Vasoactive Intestinal Peptide Synthetic is a single, non-glycosylated polypeptide chain containing 28 amino acids, having a molecular mass of 3325 Dalton and a Molecular formula of C147H238N44O42S .
The protein was lyophilized with no additives.
It is recommended to reconstitute the lyophilized Vasoactive Intestinal Peptide in sterile 18MΩ-cm H2O not less than 100 µg/ml, which can then be further diluted to other aqueous solutions.
Lyophilized Vasoactive Intestinal Peptide although stable at room temperature for 3 weeks, should be stored desiccated below -18°C. Upon reconstitution Vasoactive Intestinal Peptide should be stored at 4°C between 2-7 days and for future use below -18°C.
For long term storage it is recommended to add a carrier protein (0.1% HSA or BSA).
Please prevent freeze-thaw cycles.
Greater than 97.0% as determined by analysis by RP-HPLC.
Amino acid sequence
Safety Data Sheet
Vasoactive Intestinal Peptide (VIP), a prominent member of the glucagon-secretin peptide superfamily, plays a multifaceted role as a neuropeptide and neurotransmitter. This research paper aims to provide an extensive analysis of VIP, exploring its biochemical properties, diverse physiological functions, and potential therapeutic applications in various disease conditions.
Vasoactive Intestinal Peptide (VIP), originally identified for its potent vasodilatory properties in the gastrointestinal system, has since been recognized for its wide-ranging physiological effects throughout the body. As a neuropeptide and neurotransmitter.

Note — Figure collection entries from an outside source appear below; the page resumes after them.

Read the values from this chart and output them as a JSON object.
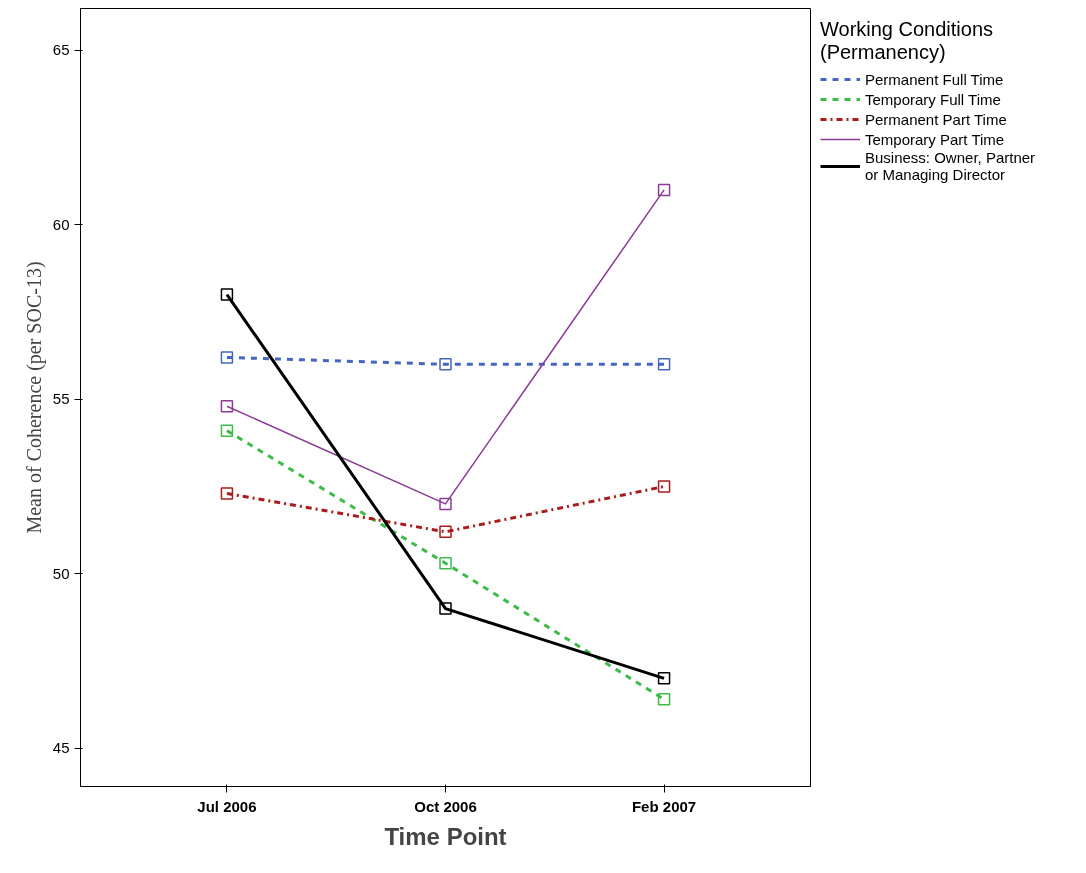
{
  "chart_data": {
    "type": "line",
    "xlabel": "Time Point",
    "ylabel": "Mean of Coherence (per SOC-13)",
    "legend_title": "Working Conditions\n(Permanency)",
    "categories": [
      "Jul 2006",
      "Oct 2006",
      "Feb 2007"
    ],
    "series": [
      {
        "name": "Permanent Full Time",
        "color": "#4466bb",
        "line_style": "dashed",
        "values": [
          56.2,
          56.0,
          56.0
        ]
      },
      {
        "name": "Temporary Full Time",
        "color": "#3cba4a",
        "line_style": "dashed",
        "values": [
          54.1,
          50.3,
          46.4
        ]
      },
      {
        "name": "Permanent Part Time",
        "color": "#a81c1c",
        "line_style": "dashdot",
        "values": [
          52.3,
          51.2,
          52.5
        ]
      },
      {
        "name": "Temporary Part Time",
        "color": "#8b3a96",
        "line_style": "solid",
        "values": [
          54.8,
          52.0,
          61.0
        ]
      },
      {
        "name": "Business: Owner, Partner\nor Managing Director",
        "color": "#000000",
        "line_style": "solid",
        "values": [
          58.0,
          49.0,
          47.0
        ]
      }
    ],
    "ylim": [
      43.9,
      66.2
    ],
    "yticks": [
      45,
      50,
      55,
      60,
      65
    ],
    "grid": false,
    "legend": "top right",
    "marker": "square"
  }
}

VIP, a 28-amino acid peptide, exhibits a diverse range of biological activities due to its interactions with multiple G protein-coupled receptors (GPCRs) from the VIP/PACAP receptor family (Harmar et al., 2012). These receptors are expressed in various tissues and cells, enabling VIP to exert its pleiotropic effects.

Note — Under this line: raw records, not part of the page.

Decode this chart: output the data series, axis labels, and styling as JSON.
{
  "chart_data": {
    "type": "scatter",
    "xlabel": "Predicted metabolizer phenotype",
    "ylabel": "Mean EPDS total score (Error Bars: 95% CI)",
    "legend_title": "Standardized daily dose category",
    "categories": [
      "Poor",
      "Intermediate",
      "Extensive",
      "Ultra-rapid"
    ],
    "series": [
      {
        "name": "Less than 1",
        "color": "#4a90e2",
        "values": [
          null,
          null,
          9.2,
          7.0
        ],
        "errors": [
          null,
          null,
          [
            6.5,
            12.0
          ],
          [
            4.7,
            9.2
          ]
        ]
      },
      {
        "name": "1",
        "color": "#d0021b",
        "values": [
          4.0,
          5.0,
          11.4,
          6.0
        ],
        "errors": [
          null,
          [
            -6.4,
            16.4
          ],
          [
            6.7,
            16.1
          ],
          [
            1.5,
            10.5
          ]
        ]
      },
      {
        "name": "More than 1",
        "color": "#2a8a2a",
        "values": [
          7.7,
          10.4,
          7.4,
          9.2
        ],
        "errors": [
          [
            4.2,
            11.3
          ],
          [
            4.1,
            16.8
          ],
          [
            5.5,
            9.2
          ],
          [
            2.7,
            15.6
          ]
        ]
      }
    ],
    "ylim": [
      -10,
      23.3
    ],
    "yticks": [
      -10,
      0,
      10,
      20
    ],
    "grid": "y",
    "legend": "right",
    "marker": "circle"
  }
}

VIP is involved in the regulation of numerous physiological processes. It functions as a potent vasodilator, modulates smooth muscle activity in the gastrointestinal tract, and participates in neurotransmission in the central and peripheral nervous systems (Lelievre et al., 2008). Additionally, VIP has immunomodulatory properties, influencing immune cell functions and inflammatory responses (Delgado et al., 2004).
VIP serves as a neurotransmitter in the central nervous system, where it contributes to various neuronal functions, including learning, memory, and sensory perception (Deng et al., 2015). Moreover, VIP has demonstrated neuroprotective effects in neurodegenerative disorders, making it a potential therapeutic target for neuroprotection and neuroregeneration (Delgado et al., 2002).
VIP's diverse physiological functions offer potential therapeutic applications in various disease contexts. Research has explored its potential in the treatment of inflammatory diseases, neurodegenerative disorders, and gastrointestinal disorders (Delgado et al., 2013). Furthermore, VIP-based therapies are being investigated for their neuroprotective potential in brain injuries and stroke.
As the research on VIP continues to progress, further investigation is warranted to uncover the precise mechanisms of action and potential clinical applications in medicine. VIP stands as a remarkable example of a neuropeptide with extensive physiological roles and therapeutic potential in various disease conditions.